Further, also include:
Using described reverse vocabulary, described quasi- incident data collection D21 is filtered, i.e. described pin be aligned burst thing Part data set D21, is mated using the reverse word in described reverse vocabulary, if the match is successful, is marked the data as standard Non-burst event data, otherwise labelling be defined incident data, ultimately generate quasi- incident data collection D31 and quasi- non-burst Event data collection D30.
Further, also include:
Based on described quasi- incident data collection D31, described reverse vocabulary is updated, is increased income using Word participle Assembly carries out participle, part-of-speech tagging and word frequency statisticses to described quasi- incident data D31, only retains noun therein and moves Word;Lexical item in noun and verb that data prediction obtains, with training dictionary carries out duplicate checking, determines whether neologisms, if It is neologisms, then carries out reverse word analysis, be added simultaneously to train dictionary and update, otherwise wait for new data;New for obtain Word, is ranked up from high to low according to word frequency, and the higher word of prioritizing selection word frequency is as newly-increased reverse word;Newly reverse by obtain Word is added to reverse vocabulary and updates, and, for described incident data collection D31, is carried out using newly-increased reverse word meanwhile Filter, updates described quasi- incident data collection D31 and described quasi- non-burst event data collection D30.
Further, also include:
Evaluation to one or more vocabulary performances in denoising summary table, combination vocabulary and reverse vocabulary, that is, count quasi- burst Event data concentrates the quantity of correct accident, and the accuracy of data is evaluated;Then in conjunction with quasi- incident data The quantity of correct accident and quasi- non-burst event data is concentrated to concentrate the quantity of correct accident, comprehensive to data Evaluated, be finally completed the assessment to vocabulary performance.
Present invention also offers a kind of screening plant of incident data, including:
Vocabulary construction unit, for building denoising summary table, combination vocabulary and reverse vocabulary;
Data screening unit, for according in described denoising summary table, described combination vocabulary and described reverse vocabulary Individual or multiple, the accident related data collecting is screened.

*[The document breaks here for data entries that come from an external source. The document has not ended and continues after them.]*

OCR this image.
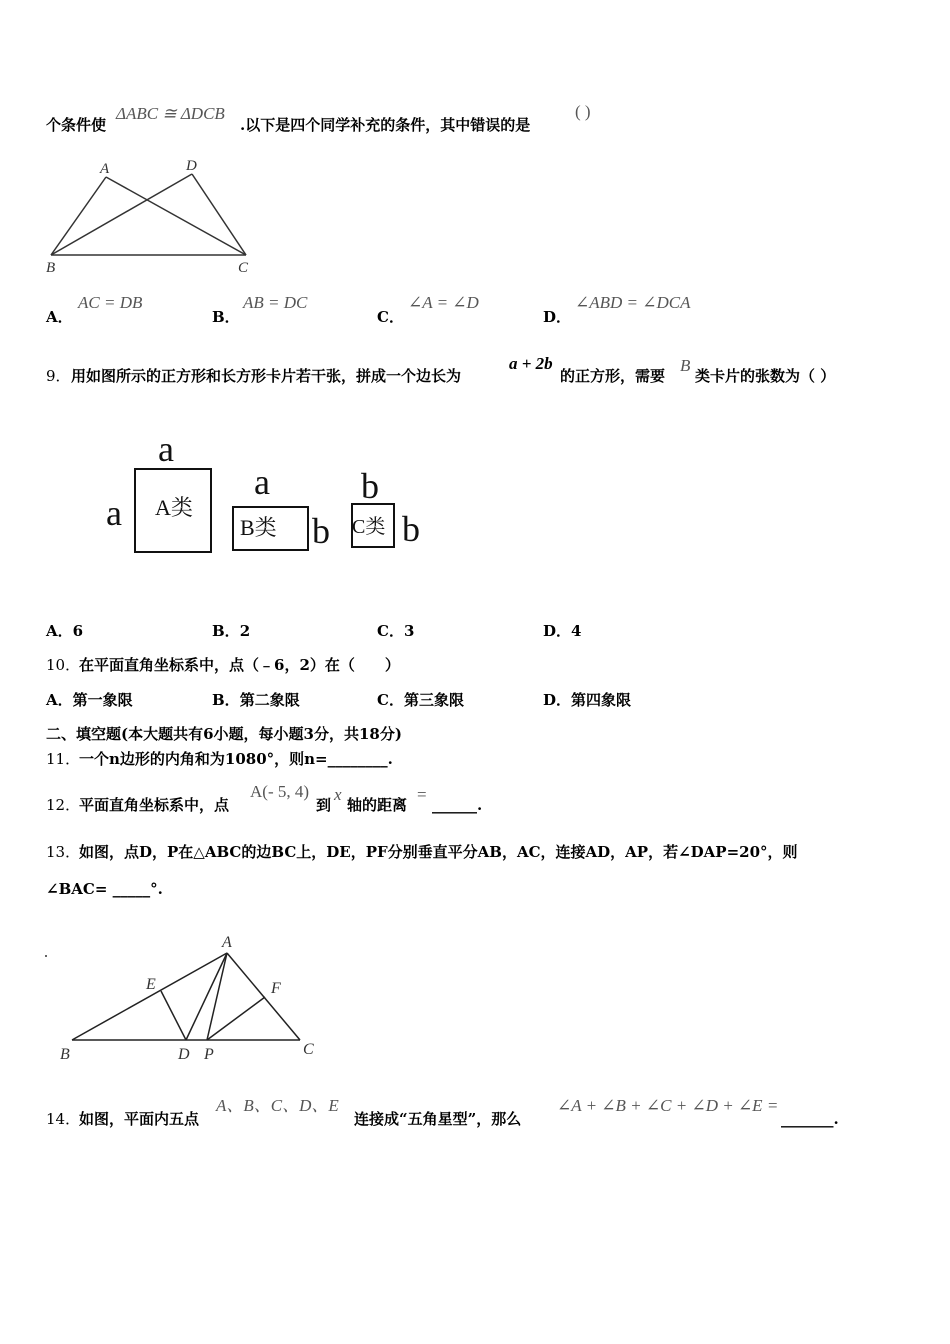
个条件使
ΔABC ≅ ΔDCB
.以下是四个同学补充的条件，其中错误的是
( )
A	D
B	C
A．
AC = DB
B．
AB = DC
C．
∠A = ∠D
D．
∠ABD = ∠DCA
9． 用如图所示的正方形和长方形卡片若干张，拼成一个边长为
a + 2b
的正方形，需要
B
类卡片的张数为（ ）
a
a A类
a
b
B类
b
b
C类
A．6	B．2	C．3	D．4
10．
在平面直角坐标系中，点（﹣6，2）在（　　）
A．第一象限	B．第二象限	C．第三象限	D．第四象限
二、填空题(本大题共有6小题，每小题3分，共18分)
11．
一个n边形的内角和为1080°，则n=________.
12．
平面直角坐标系中，点
A(- 5, 4)
到
x
轴的距离
=
______.
13．
如图，点D，P在△ABC的边BC上，DE，PF分别垂直平分AB，AC，连接AD，AP，若∠DAP=20°，则
∠BAC= _____°.
A
E	F
B	D P	C
14．
如图，平面内五点
A、B、C、D、E
连接成“五角星型”，那么
∠A + ∠B + ∠C + ∠D + ∠E =
_______.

Further, described vocabulary construction unit at least includes following one or more modules:
First structure module, for using natural language analysis technology, carrying out pretreatment to data, is divided by quasi- denoising word Analysis, realizes the structure of basic denoising summary table and denoising summary table;
Second structure module, for based on described denoising summary table, using natural language analysis technology, carrying out pre- place to data Reason, the noun obtaining and verb are carried out Co-occurrence Analysis with described denoising summary table, select to realize combination vocabulary by portmanteau word Build;
3rd structure module, for based on described combination vocabulary, using natural language analysis technology, carrying out pre- place to data Reason, realizes the structure of reverse vocabulary by the analysis of reverse word.

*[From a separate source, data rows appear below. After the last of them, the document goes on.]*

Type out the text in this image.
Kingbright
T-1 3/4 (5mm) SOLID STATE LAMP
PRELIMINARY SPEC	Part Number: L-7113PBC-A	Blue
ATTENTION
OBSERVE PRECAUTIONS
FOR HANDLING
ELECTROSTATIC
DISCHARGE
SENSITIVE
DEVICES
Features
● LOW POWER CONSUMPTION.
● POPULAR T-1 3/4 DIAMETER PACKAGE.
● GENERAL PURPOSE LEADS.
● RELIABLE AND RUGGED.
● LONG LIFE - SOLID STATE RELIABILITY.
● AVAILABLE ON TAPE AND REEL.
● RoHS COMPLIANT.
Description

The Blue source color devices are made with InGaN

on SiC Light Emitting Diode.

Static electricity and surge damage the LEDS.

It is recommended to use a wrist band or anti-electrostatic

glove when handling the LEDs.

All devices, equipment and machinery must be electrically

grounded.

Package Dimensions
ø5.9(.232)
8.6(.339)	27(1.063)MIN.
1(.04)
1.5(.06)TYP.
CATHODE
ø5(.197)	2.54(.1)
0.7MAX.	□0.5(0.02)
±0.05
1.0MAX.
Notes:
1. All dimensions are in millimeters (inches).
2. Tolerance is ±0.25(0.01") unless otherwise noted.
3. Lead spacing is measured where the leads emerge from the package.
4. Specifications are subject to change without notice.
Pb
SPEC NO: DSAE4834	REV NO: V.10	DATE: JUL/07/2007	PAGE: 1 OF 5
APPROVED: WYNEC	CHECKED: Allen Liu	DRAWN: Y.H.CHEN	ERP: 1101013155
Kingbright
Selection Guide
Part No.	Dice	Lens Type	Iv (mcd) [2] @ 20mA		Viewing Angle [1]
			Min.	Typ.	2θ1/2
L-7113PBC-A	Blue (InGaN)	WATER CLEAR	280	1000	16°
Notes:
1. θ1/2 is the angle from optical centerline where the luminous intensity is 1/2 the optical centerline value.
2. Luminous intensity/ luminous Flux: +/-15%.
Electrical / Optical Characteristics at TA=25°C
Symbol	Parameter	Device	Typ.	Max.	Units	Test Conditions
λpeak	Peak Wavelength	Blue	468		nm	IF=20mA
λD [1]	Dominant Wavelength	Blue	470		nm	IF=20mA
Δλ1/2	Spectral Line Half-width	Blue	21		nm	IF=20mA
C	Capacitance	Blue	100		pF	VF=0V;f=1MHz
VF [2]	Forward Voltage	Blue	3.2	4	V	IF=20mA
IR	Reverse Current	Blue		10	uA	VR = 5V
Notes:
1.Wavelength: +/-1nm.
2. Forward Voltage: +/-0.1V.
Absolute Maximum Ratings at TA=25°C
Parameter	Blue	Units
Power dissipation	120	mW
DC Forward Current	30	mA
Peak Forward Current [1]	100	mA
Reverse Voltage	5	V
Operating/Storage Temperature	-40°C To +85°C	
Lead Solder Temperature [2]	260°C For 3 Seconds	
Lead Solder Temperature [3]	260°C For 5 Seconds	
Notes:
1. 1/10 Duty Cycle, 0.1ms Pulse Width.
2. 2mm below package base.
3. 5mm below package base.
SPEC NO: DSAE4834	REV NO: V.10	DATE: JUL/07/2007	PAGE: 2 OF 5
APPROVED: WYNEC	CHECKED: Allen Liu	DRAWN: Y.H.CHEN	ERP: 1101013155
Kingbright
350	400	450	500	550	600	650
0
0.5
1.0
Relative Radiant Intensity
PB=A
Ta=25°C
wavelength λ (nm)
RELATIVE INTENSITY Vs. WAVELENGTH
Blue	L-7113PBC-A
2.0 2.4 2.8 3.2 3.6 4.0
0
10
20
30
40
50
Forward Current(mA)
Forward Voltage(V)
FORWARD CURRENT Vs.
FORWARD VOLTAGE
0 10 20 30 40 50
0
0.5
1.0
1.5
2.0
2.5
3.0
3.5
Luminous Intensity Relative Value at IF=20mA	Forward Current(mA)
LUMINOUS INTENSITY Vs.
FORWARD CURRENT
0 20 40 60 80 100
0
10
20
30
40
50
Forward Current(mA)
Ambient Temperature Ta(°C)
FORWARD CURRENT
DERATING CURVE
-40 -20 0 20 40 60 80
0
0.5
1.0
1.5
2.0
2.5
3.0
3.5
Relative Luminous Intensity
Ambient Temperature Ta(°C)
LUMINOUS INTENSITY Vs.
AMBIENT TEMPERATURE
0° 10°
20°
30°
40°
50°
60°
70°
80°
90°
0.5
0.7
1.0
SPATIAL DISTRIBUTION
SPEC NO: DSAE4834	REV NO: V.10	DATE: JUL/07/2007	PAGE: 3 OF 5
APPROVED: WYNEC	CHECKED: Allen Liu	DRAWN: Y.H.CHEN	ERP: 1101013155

Further, described first build module specifically for according to described basic denoising summary table, using denoising word coupling Historical data is filtered, obtains training set TD1;Based on the data in described training set TD1, according to whether for accident Data is marked, and finally gives incident data training set TD11 and non-burst event data training set TD10;Using Word participle increase income assembly respectively the data in described training set TD11 and TD10 is carried out participle, part-of-speech tagging and word frequency system Meter, only retains noun therein and verb, and the lexical item of reservation is added in keywords database;Through above-mentioned data prediction, will The lexical item that described incident data training set TD11 obtains, is ranked up from high to low according to word frequency, through the analysis of quasi- denoising word, The higher word of prioritizing selection word frequency, as denoising word, generates denoising summary table.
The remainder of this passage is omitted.